Monday, February 6, 2012

Sharing in the Broken Bread

"And when He had taken some bread and given thanks, He broke it and gave it to them, saying, 'This is My body which is given for you; do this in remembrance of Me.'" - Luke 22:19 NASB
       As we partake of holy communion, the loaf of bread is blessed and broken, symbolizing Christ’s body being broken on the cross. He was broken and died that we may have life. Christ asks us to remember the sacrifice He made, but He wants us to do more than just remember it. He wants us to share in it.

       When we think of being called the body of Christ, we automatically envision that we are to be His hands and feet, performing His miracles and ministering to the lost. While this is true, we must remember what else happened to His Body. It is no coincidence that we are called the Body of Christ and that He symbolized His Body with a loaf of bread at the Last Supper.
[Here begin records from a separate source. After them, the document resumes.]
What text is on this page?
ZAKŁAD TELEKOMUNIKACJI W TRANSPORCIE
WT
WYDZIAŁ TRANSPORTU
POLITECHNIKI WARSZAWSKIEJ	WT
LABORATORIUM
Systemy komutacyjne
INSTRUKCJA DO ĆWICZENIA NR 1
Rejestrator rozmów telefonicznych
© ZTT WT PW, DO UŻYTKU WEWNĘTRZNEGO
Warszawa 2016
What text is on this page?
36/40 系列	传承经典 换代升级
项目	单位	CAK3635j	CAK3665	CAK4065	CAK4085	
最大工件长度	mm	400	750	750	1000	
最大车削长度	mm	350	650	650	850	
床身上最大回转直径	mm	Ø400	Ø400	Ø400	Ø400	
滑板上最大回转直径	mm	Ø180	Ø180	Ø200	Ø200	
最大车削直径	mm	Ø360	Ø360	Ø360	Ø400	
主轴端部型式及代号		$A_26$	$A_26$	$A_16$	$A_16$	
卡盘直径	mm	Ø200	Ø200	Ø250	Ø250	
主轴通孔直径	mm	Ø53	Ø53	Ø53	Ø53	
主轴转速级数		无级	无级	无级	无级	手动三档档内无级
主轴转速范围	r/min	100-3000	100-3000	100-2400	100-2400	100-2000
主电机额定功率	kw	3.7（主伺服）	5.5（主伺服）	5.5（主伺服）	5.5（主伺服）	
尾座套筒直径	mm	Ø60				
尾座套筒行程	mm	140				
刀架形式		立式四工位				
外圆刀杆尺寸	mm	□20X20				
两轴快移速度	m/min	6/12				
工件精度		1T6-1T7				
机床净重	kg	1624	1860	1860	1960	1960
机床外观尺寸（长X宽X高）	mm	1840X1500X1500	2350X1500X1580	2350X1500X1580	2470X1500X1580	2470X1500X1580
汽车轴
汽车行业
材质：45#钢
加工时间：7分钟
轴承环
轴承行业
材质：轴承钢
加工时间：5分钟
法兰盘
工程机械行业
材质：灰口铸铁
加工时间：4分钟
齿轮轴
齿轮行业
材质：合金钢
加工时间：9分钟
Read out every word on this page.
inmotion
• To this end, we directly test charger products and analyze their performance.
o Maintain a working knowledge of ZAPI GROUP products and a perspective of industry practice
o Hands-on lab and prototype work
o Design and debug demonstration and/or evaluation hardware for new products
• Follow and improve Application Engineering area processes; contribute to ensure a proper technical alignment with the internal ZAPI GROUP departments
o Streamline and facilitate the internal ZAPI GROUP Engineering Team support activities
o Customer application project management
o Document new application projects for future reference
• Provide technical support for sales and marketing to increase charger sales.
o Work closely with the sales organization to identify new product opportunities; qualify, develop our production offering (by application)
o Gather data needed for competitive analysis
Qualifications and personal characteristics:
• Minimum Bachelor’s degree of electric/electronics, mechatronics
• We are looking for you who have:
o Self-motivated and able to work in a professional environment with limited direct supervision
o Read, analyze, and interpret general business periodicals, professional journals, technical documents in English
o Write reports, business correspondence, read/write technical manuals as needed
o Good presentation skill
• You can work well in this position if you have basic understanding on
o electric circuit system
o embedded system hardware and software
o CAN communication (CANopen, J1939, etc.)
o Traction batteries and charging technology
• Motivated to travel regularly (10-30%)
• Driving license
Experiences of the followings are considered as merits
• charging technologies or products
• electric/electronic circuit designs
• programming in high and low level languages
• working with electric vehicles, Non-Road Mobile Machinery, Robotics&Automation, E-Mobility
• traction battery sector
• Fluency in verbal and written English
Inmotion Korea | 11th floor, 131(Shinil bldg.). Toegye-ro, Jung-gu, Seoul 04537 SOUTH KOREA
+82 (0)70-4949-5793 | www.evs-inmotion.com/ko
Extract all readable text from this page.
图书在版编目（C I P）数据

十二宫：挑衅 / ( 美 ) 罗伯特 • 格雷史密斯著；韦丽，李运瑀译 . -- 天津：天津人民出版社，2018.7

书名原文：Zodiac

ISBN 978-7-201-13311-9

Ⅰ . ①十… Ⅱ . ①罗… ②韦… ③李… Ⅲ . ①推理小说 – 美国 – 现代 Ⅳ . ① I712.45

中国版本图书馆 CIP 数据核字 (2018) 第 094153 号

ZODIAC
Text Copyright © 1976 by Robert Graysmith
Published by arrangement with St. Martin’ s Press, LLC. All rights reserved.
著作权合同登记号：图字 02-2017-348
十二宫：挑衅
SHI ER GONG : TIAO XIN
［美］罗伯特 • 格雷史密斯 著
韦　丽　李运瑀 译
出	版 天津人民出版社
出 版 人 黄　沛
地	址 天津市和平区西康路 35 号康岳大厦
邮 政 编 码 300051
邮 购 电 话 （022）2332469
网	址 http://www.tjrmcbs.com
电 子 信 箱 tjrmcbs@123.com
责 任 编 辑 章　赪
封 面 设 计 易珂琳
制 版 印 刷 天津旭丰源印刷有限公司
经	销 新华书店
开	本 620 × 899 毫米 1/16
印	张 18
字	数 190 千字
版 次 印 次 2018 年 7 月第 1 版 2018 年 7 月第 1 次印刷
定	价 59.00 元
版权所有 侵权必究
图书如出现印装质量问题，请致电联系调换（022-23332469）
"Beloved, do not be surprised at the fiery ordeal among you, which comes upon you for your testing, as though some strange thing were happening to you; but to the degree that you share the sufferings of Christ, keep on rejoicing, so that also at the revelation of His glory you may rejoice with exultation." - 1 Peter 4:12-13 NASB
       The act of holy communion is part of our duty to remember the sacrifice Jesus made for us, but it is also more than just a remembrance. It is symbolic of the commitment that we make to share in the suffering of our Savior, but what does that really mean? Of course, it doesn’t mean that we should go buy some wooden posts and hang ourselves from crosses, but what must we do in order to share in His sacrifice? The answer can be found within the symbolism of the bread.
       What is a single grain of wheat worth? By itself, it can feed no one. If it is ground under the pressure of the millstone and mixed with other ground grains, however, it can be baked into a loaf of bread and can provide nourishment for those who receive it. The grinding of the millstone is the purification process that God works in us through the ministry of the Holy Spirit. He uses our trials and tests to provide the pressure necessary to change us and make us into a material that He can work with.
        Once we have been through the grinding pressure of trials, He mixes us with the perfect blend of other grains who have been similarly ground, transforming us into the body of Christ, which is the bread of life. Yet, even then, our suffering with Christ is not over. Were we left whole, we could only feed a small boy. In Christ’s hands, we can be broken to feed the multitudes.
              He broke His own body and poured out His own blood for us while we were still wallowing in the mire of our sins. While we despised and rejected Him, He called out to the Father to forgive us for we truly did not know what we were doing. In like kind, He expects us to share in His suffering by laying down our lives that others may be saved through the glorification of His gospel of life! Lord, help us remember the cross and help our weakness! Help us to be faithful as You are faithful. Amen.